How does that work then? You just magic up a load more factories, full of highly skilled staff? Turn around 20+ years of neglect of Britain's manufacturers in one year?
Too late, damage done. Overtaxed and skills gone.
MarkS, Leeds,
You dont get it do you David? Too low interest rates are what got us into this mess. Lower rates would be disaster. The economy must be purged of its malinvestments and interest rates should rise significantly to encourage more saving i.e. to enlarge the pool of real funding. That's economics David.
Chris, Bristol,
Greenspan and Co. threw lots of money at us, this way they diverted our attention from the real issues.
It's all about control, if you can't see tyhat your blind.
tom, Caernarfon, Wales
So even Roger Bootle now thinks we could be facing financial collapse! A collapse produced by central bankers deliberately creating an illusory economic boom by keeping interest rates too low for years. Some think they should be lowered again! Madness. A 30s style Depression is around the corner.
chris, brighton,
Forget the US - They're about 6 times if not more when it comes to size of economy yet we owe proportionally the same as they do. ou tell me who is going to suffer more in the ong run. The US has had and continue to have a manufacturing base even though some of the goods they make have taken a hit.
Glynn, Kingston,
Frank. Economics have always "been of age."

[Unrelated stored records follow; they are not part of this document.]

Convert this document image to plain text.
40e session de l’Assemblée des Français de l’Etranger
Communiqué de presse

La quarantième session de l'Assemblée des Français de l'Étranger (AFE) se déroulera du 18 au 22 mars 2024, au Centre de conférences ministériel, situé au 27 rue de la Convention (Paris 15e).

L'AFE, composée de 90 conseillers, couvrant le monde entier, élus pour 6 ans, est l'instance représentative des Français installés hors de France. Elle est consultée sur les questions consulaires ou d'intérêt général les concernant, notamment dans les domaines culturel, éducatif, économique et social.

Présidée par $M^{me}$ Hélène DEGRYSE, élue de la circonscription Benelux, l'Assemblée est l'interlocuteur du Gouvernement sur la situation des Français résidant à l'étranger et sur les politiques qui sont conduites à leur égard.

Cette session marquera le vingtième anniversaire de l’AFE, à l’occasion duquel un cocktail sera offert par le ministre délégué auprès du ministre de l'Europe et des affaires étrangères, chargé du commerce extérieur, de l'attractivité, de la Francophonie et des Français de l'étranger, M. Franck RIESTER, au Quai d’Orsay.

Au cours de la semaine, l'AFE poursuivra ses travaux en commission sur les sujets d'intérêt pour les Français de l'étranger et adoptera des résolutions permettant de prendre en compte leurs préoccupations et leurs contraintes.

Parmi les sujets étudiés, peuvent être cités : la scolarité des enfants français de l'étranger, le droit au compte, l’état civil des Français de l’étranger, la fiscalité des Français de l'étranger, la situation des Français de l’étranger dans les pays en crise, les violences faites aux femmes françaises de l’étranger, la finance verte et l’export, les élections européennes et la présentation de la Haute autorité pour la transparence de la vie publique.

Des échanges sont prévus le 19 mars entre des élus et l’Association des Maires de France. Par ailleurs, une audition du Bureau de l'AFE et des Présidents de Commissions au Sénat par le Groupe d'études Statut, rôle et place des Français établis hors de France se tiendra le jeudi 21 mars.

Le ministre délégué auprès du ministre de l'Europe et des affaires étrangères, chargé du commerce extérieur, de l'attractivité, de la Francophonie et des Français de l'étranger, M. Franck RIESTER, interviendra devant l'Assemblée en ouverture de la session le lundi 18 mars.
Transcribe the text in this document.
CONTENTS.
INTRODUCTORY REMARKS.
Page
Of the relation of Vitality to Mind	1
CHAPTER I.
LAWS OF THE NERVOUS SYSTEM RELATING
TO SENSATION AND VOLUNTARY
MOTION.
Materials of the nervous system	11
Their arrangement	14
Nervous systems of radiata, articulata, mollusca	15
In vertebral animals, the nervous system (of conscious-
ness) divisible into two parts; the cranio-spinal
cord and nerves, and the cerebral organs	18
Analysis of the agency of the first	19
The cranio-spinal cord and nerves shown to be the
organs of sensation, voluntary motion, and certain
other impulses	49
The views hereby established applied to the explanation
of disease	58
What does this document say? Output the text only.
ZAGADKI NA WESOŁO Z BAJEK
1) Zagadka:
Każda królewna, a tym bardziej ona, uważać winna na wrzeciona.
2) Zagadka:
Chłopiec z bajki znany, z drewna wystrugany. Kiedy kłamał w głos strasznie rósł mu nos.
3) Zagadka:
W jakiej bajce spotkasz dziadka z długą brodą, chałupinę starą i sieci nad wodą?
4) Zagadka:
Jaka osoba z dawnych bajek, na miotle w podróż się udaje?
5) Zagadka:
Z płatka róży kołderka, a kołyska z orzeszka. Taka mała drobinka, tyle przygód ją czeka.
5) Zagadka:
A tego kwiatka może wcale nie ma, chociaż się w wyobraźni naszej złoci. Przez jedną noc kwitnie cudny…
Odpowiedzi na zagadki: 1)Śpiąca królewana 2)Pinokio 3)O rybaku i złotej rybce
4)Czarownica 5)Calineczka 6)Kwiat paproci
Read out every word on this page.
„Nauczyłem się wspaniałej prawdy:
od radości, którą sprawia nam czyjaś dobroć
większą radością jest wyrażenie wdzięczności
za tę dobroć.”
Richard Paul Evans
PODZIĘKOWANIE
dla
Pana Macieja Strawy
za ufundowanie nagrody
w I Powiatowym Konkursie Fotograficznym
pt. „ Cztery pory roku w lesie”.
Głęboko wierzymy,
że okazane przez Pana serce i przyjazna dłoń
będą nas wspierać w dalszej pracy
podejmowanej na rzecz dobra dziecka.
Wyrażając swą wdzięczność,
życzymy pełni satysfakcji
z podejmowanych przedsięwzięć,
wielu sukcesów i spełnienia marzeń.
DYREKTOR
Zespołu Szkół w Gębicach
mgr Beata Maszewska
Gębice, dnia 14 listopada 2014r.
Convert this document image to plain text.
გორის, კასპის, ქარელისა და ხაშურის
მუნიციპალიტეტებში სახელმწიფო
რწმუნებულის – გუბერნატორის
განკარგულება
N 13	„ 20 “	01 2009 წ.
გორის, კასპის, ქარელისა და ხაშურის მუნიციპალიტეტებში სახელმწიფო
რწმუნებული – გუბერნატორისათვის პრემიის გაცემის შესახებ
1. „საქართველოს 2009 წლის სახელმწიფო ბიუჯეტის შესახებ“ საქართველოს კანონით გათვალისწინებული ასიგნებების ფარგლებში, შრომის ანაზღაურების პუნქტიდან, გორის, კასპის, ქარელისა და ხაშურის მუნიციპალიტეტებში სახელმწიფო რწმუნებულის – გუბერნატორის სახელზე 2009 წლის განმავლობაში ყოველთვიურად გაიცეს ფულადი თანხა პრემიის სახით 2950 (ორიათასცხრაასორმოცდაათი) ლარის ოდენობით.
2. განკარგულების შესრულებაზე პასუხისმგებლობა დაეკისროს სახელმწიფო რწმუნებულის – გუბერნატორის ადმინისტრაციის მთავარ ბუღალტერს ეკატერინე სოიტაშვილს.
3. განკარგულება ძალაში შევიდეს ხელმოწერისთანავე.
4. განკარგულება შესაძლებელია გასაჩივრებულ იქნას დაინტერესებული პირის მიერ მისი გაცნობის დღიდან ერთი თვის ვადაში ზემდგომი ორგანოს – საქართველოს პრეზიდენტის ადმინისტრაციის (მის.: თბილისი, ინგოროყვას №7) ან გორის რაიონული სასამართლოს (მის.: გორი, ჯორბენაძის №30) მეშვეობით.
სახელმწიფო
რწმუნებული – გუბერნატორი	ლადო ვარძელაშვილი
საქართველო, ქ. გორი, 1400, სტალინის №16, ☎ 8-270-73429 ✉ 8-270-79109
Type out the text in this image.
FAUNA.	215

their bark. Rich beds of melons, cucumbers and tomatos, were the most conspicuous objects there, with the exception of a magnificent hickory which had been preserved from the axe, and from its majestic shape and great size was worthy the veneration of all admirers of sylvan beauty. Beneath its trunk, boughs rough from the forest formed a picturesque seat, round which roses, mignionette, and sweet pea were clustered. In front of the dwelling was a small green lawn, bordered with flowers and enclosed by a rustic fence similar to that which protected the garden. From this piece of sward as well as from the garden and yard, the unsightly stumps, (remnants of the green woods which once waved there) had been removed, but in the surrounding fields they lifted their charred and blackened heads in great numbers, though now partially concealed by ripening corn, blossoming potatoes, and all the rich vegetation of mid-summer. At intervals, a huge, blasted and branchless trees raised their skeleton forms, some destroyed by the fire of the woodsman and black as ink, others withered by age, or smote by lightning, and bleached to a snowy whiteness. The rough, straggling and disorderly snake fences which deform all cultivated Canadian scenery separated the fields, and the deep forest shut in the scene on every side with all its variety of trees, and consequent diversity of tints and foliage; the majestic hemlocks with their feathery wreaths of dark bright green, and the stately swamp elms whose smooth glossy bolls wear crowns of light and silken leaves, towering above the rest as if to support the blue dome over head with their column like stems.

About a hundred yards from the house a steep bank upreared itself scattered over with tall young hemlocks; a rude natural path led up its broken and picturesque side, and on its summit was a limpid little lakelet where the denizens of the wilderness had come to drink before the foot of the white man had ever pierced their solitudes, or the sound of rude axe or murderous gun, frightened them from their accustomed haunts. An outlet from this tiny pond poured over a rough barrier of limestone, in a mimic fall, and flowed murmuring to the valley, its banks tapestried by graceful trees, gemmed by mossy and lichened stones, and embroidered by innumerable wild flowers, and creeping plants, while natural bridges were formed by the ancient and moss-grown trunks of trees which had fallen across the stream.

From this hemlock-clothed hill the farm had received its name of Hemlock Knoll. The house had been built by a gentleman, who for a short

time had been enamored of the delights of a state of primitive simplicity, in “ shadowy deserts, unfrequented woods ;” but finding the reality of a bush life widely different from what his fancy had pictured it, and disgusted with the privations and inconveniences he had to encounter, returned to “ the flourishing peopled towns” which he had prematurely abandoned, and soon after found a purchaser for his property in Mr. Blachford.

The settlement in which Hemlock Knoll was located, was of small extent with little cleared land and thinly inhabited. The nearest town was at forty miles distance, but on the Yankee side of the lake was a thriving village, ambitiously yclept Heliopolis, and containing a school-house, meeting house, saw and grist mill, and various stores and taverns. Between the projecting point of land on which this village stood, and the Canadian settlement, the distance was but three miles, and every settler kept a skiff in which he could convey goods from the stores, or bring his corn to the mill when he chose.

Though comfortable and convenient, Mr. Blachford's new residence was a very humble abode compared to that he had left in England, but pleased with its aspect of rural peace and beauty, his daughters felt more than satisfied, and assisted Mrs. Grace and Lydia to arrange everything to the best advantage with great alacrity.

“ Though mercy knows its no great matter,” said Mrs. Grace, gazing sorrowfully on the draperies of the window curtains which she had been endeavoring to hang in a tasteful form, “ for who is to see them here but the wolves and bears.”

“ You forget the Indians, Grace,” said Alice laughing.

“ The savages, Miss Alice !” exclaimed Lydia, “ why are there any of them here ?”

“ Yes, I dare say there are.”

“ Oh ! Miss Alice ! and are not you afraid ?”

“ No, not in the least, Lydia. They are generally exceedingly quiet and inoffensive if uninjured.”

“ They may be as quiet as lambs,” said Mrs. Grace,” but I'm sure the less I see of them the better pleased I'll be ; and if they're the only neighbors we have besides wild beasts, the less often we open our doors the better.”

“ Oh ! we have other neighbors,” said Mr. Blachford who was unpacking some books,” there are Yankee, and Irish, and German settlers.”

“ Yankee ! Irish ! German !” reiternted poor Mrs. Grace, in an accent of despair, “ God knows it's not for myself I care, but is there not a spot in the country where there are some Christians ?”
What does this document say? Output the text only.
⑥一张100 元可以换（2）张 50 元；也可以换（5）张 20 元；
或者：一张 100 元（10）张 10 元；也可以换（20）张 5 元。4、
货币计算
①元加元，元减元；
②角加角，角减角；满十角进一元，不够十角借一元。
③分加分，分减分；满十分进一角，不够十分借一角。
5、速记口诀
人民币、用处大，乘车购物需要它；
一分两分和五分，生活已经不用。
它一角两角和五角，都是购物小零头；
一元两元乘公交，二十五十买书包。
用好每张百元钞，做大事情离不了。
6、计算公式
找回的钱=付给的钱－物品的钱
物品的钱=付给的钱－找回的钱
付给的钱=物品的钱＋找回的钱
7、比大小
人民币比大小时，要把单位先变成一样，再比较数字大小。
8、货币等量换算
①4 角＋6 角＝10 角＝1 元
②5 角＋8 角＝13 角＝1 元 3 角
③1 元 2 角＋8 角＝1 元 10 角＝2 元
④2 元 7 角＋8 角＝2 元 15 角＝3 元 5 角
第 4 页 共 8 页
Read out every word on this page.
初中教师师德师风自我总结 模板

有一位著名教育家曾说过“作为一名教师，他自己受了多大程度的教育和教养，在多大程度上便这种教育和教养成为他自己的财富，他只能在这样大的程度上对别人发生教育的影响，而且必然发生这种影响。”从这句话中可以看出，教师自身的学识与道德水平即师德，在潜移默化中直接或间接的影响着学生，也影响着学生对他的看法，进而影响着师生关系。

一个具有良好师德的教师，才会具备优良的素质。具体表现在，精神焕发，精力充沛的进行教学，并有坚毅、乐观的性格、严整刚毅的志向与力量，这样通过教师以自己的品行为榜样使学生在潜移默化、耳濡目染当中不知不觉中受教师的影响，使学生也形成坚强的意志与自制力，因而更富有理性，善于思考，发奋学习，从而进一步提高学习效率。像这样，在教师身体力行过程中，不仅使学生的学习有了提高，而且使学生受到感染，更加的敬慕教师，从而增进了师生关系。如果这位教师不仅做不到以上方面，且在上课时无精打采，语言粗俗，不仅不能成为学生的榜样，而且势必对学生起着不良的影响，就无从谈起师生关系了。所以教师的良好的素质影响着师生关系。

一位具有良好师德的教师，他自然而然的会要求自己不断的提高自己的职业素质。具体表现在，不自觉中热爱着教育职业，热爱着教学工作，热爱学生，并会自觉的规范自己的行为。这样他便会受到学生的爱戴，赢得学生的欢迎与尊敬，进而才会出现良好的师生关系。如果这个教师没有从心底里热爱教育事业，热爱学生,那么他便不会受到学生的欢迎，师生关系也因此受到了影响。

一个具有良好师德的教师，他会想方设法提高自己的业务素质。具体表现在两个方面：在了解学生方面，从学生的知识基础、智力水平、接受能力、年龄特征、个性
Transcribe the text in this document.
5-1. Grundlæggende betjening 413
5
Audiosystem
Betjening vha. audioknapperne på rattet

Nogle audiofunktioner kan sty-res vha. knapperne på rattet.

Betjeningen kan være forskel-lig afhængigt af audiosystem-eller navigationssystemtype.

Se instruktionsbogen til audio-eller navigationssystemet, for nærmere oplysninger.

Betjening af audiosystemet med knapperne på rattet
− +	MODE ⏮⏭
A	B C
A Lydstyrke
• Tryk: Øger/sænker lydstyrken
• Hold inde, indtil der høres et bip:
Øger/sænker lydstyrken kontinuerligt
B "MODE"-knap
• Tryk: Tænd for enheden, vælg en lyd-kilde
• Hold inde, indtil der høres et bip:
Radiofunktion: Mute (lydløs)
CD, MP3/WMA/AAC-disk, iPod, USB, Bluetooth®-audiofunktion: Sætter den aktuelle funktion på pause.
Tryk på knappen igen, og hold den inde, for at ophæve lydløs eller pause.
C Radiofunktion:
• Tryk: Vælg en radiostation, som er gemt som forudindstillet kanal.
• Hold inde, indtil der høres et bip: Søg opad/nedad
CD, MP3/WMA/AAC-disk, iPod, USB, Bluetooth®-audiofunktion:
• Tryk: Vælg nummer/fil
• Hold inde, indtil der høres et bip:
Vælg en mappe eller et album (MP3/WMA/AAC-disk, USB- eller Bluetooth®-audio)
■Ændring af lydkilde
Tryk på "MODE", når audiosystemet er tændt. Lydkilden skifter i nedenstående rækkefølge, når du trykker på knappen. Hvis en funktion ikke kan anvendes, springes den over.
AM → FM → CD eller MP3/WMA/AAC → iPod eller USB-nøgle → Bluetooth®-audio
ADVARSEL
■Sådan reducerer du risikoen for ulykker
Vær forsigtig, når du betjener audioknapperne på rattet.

Humans on the other hand...
We have single Mom with daughter glued to American Idol and good luck deciding which one is the parent. We have brokers and salesmen stuffing cash into bubblehead's panties for lunch and good luck deciding who is smart.
David G., Maui, HI,
What we are seeing is a transfer of wealth from the old to the young. The New Labour government has been the worst best friend of the average British youngster. I cannot see a single resson for a young working British person to vote Labour.
Costas, Cyprus,
If you define ONE MILLION extra civil servants doing useless jobs as economic growth, then we have had a wonderful time. The very real pain will now occur as those civil servants are paid by the rest of Britain until they die, because their unfunded pension scheme requires ongoing taxpayer support.
Tony, Newark,
Maybe it's as well that I can't pick up David Smith's columns back in Feb/Mar when there was no question of believing the official figures and the governments growth and inflation figures could be taken as read. I seem to remember your estimates for growth were about 2-3%, David. Still believe that?
Steve, Birmingham,
A Sunday morning sport that has engaged me for several months is to see how the eternal optimism of David Smith would cope with bad news when it came so overwhelming that even he could not dismiss it.
His response is so say the bad situation is only just becoming apparent!!
Dandelo, Lesneven, France
Munch, munch. The sound of your in-house Pollyannas eating their words. If only they had listened to the BIS earlier. But of course no-one wanted to be told that the whole debt fuelled boom was unsustainable and also basically fraudulent. As Schumpeter once said: 'Will economics ever come of age.'
Frank, London, UK
I am mystified about this so-called economic 'growth'. In the city where I live, the real productive economy stagnated about eight or nine years ago and has been in decline for the past five years; all the while house prices kept rising until a year ago, due to easy credit availability.
Paul, Coventry,
We must be doing much better than Mr. Smith thinks, because we have ordered two new aircraft carriers which will cost three times more than the estimates,plus the planes to fly from them. at least we shall be able to protect the empire,and the trade routes for our exports.oops, isn't it July.1908
Eddy, Bury St.Edmundas,
We're at the end of a credit boom, the end trigger by lax lending to people and business with credit risk (sub prime, "liar loans", "buy to flip", private equity buyouts etc). The inflation seen now has the same root source, earlier low american rates. Short painful inflation will lead to deflation
houghty, preston,
Low American rates from 2000 onwards led to huge pools of capital being made available to developed world consumers/busisness. Subsequent consumer spending led to developing world manufacturing boom. This may have led to overcapacity in the developing world. Also have price bubbles in most assetts.